Entre recuerdos dolorosos y sonrisas que todo lo perdonan, se evoca todavía el principio de la ceremonia luctuosa en honor del nunca suficientemente añorado don Andrés Henestrosa. Ocurrió en el Palacio de Bellas Artes, El Palacio por antonomasia de nuestra República de trincheras plebeyas. El presidente del Consejo Nacional para la Cultura y las Artes (si usted se instruye la ignorancia se oculta), don Sergio Vela, se acercó al micrófono con énfasis naturalmente wagneriano y pronunció estas sentidas palabras: “Estamos aquí para llorar la muerte de don Alí Chumacero”.
Estupefacción en la sala, expresiones de dolor nómada, miradas de sorpresa que construían simbólicamente otro ataúd, y una frase de una hija del maestro Chumacero, allí presente de cuerpo respirante, que solamente dijo: “Todavía no”. El poeta Chumacero sonrió con discreción, mientras don Sergio Vela, tal vez perturbado, enmendó la esquela: “No, para llorar la muerte de don Andrés Henestrosa”. El dolor volvió a su condición sedentaria, y el pequeño desliz onomástico sirvió para probar el respeto y el cariño que se le tienen a don Andrés, a don Alí, y ya entrados en gastos representativos, a don Sergio.

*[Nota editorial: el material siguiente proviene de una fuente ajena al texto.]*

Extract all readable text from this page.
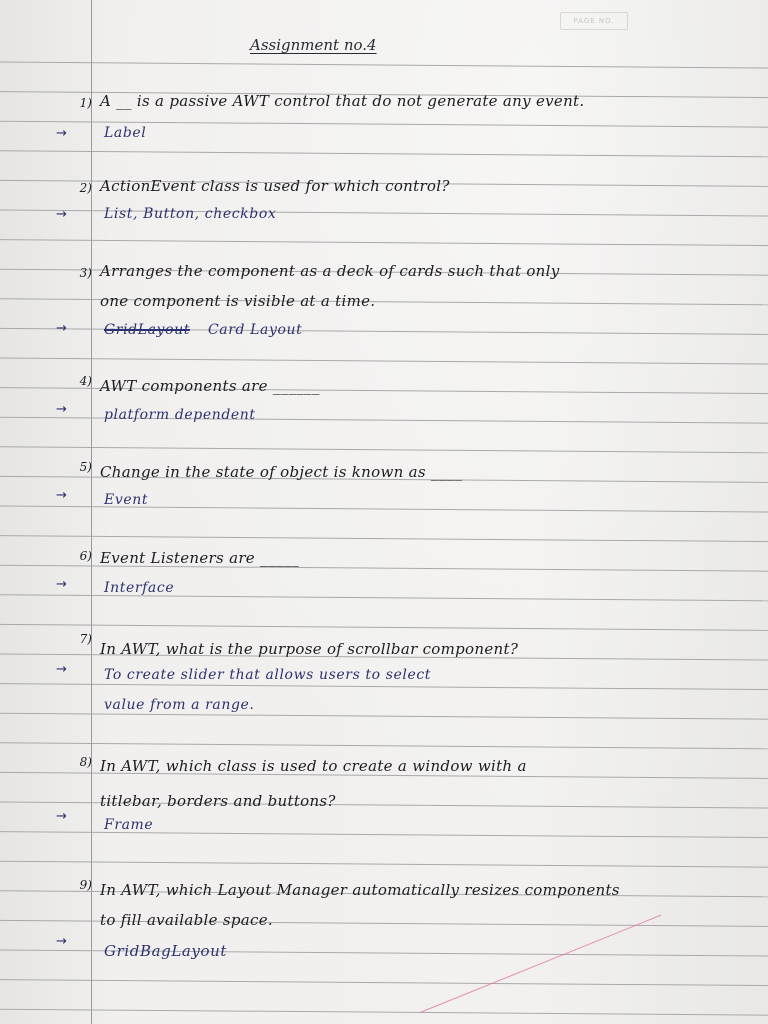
PAGE NO.
Assignment no.4
1) A __ is a passive AWT control that do not generate any event.
→	Label
2) ActionEvent class is used for which control?
→	List, Button, checkbox
3) Arranges the component as a deck of cards such that only
one component is visible at a time.
→	GridLayout Card Layout
4) AWT components are ______
→	platform dependent
5) Change in the state of object is known as ____
→	Event
6) Event Listeners are _____
→	Interface
7)
In AWT, what is the purpose of scrollbar component?
→	To create slider that allows users to select
value from a range.
8) In AWT, which class is used to create a window with a
titlebar, borders and buttons?
→
Frame
9) In AWT, which Layout Manager automatically resizes components
to fill available space.
→
GridBagLayout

Esta circunstancia referida en líneas anteriores nos lleva al recuerdo de otra ceremonia, ésta de carácter científico. Corría algún año y en Acapulco, sede de los congresos, se agolpaba en el auditorio un compacto grupote de arqueólogos, antropólogos y etnólogos. Era, apenas sí necesitamos especificarlo, la ocasión para celebrar la exhumación del pasado, nunca lo mismo que la inhumación del presente. Al congreso asistía como invitado especial don R.E. Montes y Bradley, representante de la Argentina eterna, que no perdía congreso alguno del tema que fuese y donde aconteciese. De alguna manera, no por extraña menos común, don R.E. tenía el don de la invitación ubicua. Nunca faltó a nada, cosa difícil de afirmar dado el ausentismo que priva en nuestro medio.

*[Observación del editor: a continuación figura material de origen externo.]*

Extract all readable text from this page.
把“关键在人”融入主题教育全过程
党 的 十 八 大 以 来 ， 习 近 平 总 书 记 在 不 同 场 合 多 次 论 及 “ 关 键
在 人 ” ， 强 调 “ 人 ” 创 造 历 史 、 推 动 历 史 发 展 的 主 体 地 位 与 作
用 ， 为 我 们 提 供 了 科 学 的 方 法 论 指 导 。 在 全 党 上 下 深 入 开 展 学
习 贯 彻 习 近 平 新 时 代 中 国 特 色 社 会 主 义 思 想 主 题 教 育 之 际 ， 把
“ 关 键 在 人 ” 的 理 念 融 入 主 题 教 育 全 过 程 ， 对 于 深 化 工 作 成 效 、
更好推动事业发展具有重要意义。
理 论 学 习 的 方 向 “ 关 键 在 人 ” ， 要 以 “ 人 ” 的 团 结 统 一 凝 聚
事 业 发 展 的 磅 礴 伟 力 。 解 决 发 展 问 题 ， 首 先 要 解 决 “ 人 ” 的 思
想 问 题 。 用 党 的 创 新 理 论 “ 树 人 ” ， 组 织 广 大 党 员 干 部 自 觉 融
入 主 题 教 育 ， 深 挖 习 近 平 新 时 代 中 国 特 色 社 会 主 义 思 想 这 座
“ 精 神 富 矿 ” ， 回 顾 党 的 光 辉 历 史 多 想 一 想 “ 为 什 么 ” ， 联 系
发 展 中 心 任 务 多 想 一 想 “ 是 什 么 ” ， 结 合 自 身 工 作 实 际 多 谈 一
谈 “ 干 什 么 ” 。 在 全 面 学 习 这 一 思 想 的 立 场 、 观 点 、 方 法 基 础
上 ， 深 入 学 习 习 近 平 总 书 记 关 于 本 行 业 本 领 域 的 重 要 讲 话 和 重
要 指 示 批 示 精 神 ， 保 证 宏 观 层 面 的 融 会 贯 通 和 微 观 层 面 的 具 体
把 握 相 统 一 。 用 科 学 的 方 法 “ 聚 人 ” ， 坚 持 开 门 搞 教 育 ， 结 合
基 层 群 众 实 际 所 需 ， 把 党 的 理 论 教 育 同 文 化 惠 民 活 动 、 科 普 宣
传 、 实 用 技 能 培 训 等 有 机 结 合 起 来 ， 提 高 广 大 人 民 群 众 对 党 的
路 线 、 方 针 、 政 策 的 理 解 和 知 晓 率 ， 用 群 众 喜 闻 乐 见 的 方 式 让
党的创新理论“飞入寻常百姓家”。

En un momento inspirado, se puso de pie el señor Montes y Bradley, se acercó al micrófono y pronunció estas sentidas palabras: “Señoras, señores, galeotas y galeotes del trabajo de campo, no podemos empezar nuestras deliberaciones sin rendirle un homenaje a un hombre para quien la investigación antropológica, arqueológica, etnográfica y lo que sigue, fue de hecho fundamental y orientó su existencia. Me refiero, todos ustedes lo saben y ya veo asomar la pena en algunos semblantes, a don Alfonso Caso. Pido un solemne minuto de silencio en honor del prócer de la tumba 7”.
El congreso, como un solo deudo, se puso de pie y respetó los 60 segundos del duelo, en medio de la estupefacción general de quienes no se explicaban por qué se dejaban llevar por la inercia. Al finalizar el tiempo simbólico, dijo el maestro de ceremonias: “Ahora, para inaugurar formalmente nuestras sesiones, tiene la palabra don Alfonso Caso”.
A don R.E. Montes y Bradley no se le volvió a invitar a los congresos de Acapulco. Ni a los de ninguna otra parte de la geografía nacional.